Top Vulnerabilities Reported in the Last 24 Hours

Mitel warns of critical auth bypass bug

Mitel has released security updates to fix a critical authentication bypass vulnerability in its MiVoice MX-ONE communications platform, which could allow unauthorized access to administrator accounts. The flaw impacts versions 7.3 to 7.8 SP1 and has been patched in versions 7.8 and 7.8 SP1. Mitel advises deploying MX-ONE within trusted networks and restricting access to the Provisioning Manager service. Mitel also disclosed a high-severity SQL injection vulnerability (CVE-2025-52914) in its MiCollab platform, which could allow execution of arbitrary SQL commands on unpatched devices. CISA previously warned of other MiCollab vulnerabilities, including a path traversal flaw (CVE-2024-55550) and a zero-day file read bug (CVE-2024-41713), which were exploited in attacks.

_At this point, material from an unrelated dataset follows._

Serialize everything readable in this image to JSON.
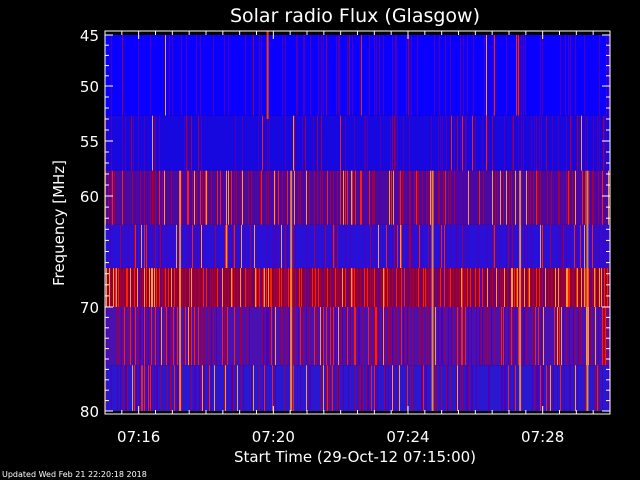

Fire Ant abuses VMware vulnerabilities

A threat actor known as Fire Ant has been targeting VMware ESXi and vCenter environments in a sophisticated cyber espionage campaign, leveraging vulnerabilities such as CVE-2023-34048 and CVE-2023-20867. This group, linked to the China-based UNC3886, demonstrates advanced capabilities by establishing persistent control over compromised systems, extracting credentials, and deploying backdoors. Fire Ant's tactics include bypassing network segmentation, deploying unregistered virtual machines, and tampering with logging processes to evade detection. 

Sophos and SonicWall patch critical flaws

Sophos and SonicWall have announced critical patches for vulnerabilities in their Firewall and SMA 100 Series devices that could lead to remote code execution. Sophos identified two major flaws: CVE-2025-6704, an arbitrary file writing vulnerability in the Secure PDF eXchange feature, and CVE-2025-7624, an SQL injection vulnerability in the SMTP proxy. Both vulnerabilities have a CVSS score of 9.8 and affect a small percentage of devices. Additionally, they addressed CVE-2025-7382, a command injection vulnerability, alongside other issues. Meanwhile, SonicWall reported a critical bug in the SMA 100 Series web management interface (CVE-2025-40599), which also has a high CVSS score and allows remote attackers to upload arbitrary files.